Looking for his next challenge, in 2002, he formed private equity firm Software Technology Group. “I could have done another startup, but I decided instead to do a whole bunch of startups and acquisitions,” he said. Through three funds totaling $1.8 billion with Wadhwani as a primary backer, STG invested in 33 companies in the enterprise software space. “It was an exhilarating, high energy time,” he said. There were no failures and no shutdowns from those portfolio companies. Among the wins was the acquisition of software integration service Symphony Teleca for $780 million in 2015 to Harman, a specialist in audio technologies.    

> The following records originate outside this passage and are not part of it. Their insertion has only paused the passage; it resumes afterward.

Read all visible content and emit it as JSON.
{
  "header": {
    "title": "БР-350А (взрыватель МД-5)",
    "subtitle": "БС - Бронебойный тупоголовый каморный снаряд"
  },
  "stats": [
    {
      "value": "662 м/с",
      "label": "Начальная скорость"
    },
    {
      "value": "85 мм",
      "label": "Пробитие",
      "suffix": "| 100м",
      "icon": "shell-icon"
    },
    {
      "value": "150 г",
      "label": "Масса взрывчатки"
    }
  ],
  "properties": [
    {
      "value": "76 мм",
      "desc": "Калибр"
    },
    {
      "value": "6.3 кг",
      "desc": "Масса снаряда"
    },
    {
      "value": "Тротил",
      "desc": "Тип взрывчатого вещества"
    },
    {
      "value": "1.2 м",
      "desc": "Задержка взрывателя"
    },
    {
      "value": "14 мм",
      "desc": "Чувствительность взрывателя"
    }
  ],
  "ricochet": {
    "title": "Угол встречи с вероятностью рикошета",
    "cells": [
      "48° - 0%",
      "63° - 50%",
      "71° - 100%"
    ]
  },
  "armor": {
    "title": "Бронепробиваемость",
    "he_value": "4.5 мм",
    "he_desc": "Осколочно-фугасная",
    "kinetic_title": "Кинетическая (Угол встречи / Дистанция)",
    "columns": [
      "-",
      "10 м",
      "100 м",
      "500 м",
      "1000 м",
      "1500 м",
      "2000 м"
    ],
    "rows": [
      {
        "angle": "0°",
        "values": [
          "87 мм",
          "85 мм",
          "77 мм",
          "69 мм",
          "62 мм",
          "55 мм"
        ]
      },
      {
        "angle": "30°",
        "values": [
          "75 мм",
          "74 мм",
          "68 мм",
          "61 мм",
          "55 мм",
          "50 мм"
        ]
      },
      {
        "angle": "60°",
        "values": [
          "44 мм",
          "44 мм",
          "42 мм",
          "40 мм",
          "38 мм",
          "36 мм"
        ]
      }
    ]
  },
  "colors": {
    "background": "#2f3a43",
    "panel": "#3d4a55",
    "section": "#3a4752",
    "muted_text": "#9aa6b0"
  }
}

Now at the helm of SAIGroup and its three operating companies, Wadhwani says he puts in 70-80 hours per week, yet finds time to enjoy listening to music and reading nonfiction books. He handles most calls and meetings from his mansion in the affluent small city Los Altos. “I feel like I’ve achieved a lot but never had the grandiose vision of an Elon Musk building a trillion-dollar EV business or completely changing space travel,” Wadhwani said.

Prepping for a possible IPO within two years, SymphonyAI has recently named three new board members: Blythe Masters, a British private equity executive and former JPMorgan Chase executive; Daniela Rus, director of the MIT Computer Science and Artificial Intelligence Laboratory; and Todd Harbaugh, a retired executive vice president at Walmart.

Meanwhile, Wadhwani is keeping his eye on the long-range, ethical advancement of AI technology. This past April, he committed $5 million to form the Wadhwani Center for AI and Advanced Technologies at research policy organization Center for Strategic and International Studies in Washington, D.C. Its directive is to “help frame the right policies for AI governance,” he said, to “keep optimistic, but also have guard rails.”